AMAG is hitting the ground running and plans to launch later this month. Since it got a complete response letter from the FDA asking for additional information late last year, the company has had time to set up a sales force.

While patients in dialysis centers like those run by DaVita (NYSE:DVA) and Fresenius Medical Care (NYSE:FMS) will be the first target, I'm not sure that it's the key for growth of Feraheme sales. Dialysis patients are used to going into the clinic regularly and sitting there doing nothing while the dialysis machine is clearing the blood.

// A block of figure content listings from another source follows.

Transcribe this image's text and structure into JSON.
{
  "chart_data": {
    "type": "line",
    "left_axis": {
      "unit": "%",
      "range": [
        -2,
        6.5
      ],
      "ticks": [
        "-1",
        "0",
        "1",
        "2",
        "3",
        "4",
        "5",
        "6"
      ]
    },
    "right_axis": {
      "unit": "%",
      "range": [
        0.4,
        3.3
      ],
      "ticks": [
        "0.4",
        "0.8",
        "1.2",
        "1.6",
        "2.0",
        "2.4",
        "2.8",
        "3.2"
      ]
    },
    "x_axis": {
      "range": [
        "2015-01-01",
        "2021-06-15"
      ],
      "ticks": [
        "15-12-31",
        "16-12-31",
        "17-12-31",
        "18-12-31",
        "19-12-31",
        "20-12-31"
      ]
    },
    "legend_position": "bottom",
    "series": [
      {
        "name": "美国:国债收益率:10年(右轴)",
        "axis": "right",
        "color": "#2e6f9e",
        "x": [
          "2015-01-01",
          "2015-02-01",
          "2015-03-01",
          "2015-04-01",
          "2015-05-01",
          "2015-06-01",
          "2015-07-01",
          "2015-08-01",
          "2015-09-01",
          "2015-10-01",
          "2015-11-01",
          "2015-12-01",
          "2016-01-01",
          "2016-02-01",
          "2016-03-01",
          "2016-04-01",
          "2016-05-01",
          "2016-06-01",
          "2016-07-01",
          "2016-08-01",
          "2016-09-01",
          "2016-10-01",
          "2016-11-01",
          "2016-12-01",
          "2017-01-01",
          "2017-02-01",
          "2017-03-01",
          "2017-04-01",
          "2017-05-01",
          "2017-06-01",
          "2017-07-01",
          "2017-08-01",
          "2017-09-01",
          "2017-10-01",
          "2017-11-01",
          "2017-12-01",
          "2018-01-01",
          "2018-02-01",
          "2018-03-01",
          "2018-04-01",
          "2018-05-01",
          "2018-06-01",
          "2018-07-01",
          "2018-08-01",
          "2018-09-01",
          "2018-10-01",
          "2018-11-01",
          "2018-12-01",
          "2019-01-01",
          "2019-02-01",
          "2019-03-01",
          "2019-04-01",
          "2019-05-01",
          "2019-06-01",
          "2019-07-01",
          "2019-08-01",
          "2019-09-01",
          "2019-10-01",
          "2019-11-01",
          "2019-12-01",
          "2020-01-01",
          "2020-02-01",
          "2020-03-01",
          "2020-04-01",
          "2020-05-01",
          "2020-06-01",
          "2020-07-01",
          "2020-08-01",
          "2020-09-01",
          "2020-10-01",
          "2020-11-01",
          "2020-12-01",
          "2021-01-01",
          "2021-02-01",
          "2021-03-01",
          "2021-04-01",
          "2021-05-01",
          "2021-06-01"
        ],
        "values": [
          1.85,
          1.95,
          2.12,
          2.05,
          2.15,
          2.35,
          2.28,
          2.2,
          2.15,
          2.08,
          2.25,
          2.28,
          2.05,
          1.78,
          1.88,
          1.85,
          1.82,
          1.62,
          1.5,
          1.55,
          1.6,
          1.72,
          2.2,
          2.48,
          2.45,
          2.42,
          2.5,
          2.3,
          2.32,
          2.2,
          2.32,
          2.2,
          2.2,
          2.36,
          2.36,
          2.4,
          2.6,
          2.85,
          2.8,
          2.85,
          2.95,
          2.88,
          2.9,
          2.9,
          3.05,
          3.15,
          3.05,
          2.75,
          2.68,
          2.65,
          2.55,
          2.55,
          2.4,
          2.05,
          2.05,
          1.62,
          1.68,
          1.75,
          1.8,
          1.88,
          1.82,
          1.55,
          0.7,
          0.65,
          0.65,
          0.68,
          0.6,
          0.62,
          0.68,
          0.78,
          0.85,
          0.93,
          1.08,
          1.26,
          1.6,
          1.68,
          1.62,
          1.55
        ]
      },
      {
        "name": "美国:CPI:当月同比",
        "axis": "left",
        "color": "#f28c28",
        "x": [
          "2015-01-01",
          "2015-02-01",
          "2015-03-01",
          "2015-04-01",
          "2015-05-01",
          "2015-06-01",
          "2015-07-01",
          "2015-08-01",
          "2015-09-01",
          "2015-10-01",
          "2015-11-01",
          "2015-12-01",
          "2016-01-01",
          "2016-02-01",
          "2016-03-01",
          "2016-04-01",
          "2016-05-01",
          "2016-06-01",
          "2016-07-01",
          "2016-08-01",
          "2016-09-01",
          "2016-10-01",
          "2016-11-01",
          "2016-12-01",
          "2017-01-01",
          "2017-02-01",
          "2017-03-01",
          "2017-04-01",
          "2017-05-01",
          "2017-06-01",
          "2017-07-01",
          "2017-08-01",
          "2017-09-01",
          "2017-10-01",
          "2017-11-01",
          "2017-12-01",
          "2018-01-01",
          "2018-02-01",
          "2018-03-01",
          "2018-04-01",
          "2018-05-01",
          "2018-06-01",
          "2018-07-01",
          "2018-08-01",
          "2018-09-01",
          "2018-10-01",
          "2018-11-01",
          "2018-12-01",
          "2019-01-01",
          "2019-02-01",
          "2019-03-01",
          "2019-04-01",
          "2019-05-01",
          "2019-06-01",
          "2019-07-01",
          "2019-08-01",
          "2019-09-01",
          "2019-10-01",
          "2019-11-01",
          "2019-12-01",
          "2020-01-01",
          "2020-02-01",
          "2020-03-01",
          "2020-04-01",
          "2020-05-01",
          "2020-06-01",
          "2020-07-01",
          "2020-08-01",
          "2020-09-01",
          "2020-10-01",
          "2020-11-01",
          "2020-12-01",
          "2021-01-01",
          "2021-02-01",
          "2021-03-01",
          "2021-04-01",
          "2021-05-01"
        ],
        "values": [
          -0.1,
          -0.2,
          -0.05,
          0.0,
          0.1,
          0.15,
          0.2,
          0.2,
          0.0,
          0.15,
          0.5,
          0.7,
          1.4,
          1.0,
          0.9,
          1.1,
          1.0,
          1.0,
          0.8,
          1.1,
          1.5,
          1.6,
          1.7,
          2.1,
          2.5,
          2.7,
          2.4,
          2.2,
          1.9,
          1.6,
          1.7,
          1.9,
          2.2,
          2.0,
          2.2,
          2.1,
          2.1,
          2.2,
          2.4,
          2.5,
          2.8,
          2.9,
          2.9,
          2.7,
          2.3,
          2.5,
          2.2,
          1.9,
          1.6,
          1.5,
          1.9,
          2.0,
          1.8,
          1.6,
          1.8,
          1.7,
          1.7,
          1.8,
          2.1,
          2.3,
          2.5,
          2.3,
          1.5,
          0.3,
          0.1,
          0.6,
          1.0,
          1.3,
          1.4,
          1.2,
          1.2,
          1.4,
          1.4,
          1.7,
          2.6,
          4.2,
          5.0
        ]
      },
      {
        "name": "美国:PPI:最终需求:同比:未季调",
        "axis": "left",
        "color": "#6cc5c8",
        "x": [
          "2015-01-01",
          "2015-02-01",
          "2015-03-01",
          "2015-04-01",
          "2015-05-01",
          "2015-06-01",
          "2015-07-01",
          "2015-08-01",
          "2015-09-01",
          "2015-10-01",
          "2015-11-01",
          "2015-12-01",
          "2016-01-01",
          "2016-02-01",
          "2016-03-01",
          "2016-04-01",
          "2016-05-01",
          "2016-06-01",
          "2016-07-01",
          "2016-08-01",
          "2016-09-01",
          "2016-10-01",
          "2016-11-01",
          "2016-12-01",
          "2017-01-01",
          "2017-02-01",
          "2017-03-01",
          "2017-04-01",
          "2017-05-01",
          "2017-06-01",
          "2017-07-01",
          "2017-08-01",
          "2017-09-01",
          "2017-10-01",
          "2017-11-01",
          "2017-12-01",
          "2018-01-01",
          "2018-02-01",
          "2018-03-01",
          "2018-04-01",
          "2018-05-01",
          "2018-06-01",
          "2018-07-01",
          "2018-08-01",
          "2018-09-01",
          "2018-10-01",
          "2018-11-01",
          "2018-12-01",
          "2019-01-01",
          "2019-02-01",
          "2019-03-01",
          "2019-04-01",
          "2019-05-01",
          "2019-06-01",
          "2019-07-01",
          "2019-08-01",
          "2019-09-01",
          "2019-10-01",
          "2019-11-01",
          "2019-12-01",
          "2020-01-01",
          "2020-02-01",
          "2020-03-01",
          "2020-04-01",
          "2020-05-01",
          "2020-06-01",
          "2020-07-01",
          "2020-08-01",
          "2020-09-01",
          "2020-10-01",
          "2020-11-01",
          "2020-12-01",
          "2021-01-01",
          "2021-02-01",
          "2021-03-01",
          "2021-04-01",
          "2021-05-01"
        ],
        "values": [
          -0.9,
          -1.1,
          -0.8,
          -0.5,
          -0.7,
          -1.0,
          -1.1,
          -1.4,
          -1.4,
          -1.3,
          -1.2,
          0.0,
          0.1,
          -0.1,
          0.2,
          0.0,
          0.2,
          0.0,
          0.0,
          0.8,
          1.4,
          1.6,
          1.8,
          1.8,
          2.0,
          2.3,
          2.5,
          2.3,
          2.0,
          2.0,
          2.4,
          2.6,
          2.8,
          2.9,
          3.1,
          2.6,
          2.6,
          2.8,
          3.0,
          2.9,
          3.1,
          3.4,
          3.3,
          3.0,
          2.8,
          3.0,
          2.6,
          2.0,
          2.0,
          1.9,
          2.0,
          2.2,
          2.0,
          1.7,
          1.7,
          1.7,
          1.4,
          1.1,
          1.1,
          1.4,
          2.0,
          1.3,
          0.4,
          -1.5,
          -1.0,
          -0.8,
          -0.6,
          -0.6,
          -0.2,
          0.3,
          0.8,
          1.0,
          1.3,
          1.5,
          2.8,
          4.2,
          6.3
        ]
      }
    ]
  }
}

The key to getting decent sales out of Feraheme is going to be in the outpatient doctors' offices where pre-dialysis chronic-kidney-disease patients are treated. Many mildly anemic patients are probably going untreated in this setting because of the cumbersome requirements for drugs like Venofer, which needs to be administered five times over a two week period. By only requiring two trips, Ferheme may be able to grab patients that are currently going untreated.

The other place that Feraheme should be able to increases sales is internationally. AMAG is working on an approval in Europe, which may involve a partnership, and it's already licensed the drug to Rule Breakers pick 3SBio (NASDAQ:SSRX) in China.

Like any good one-drug wonder, AMAG plans to milk Feraheme for all its worth. There's potential to sell the drug as an imaging agent and for anemic patients that aren't suffering from chronic kidney disease, but it'll need to complete clinical trials first. For now, hitting the chronic-kidney-disease market is the only song in its playbook.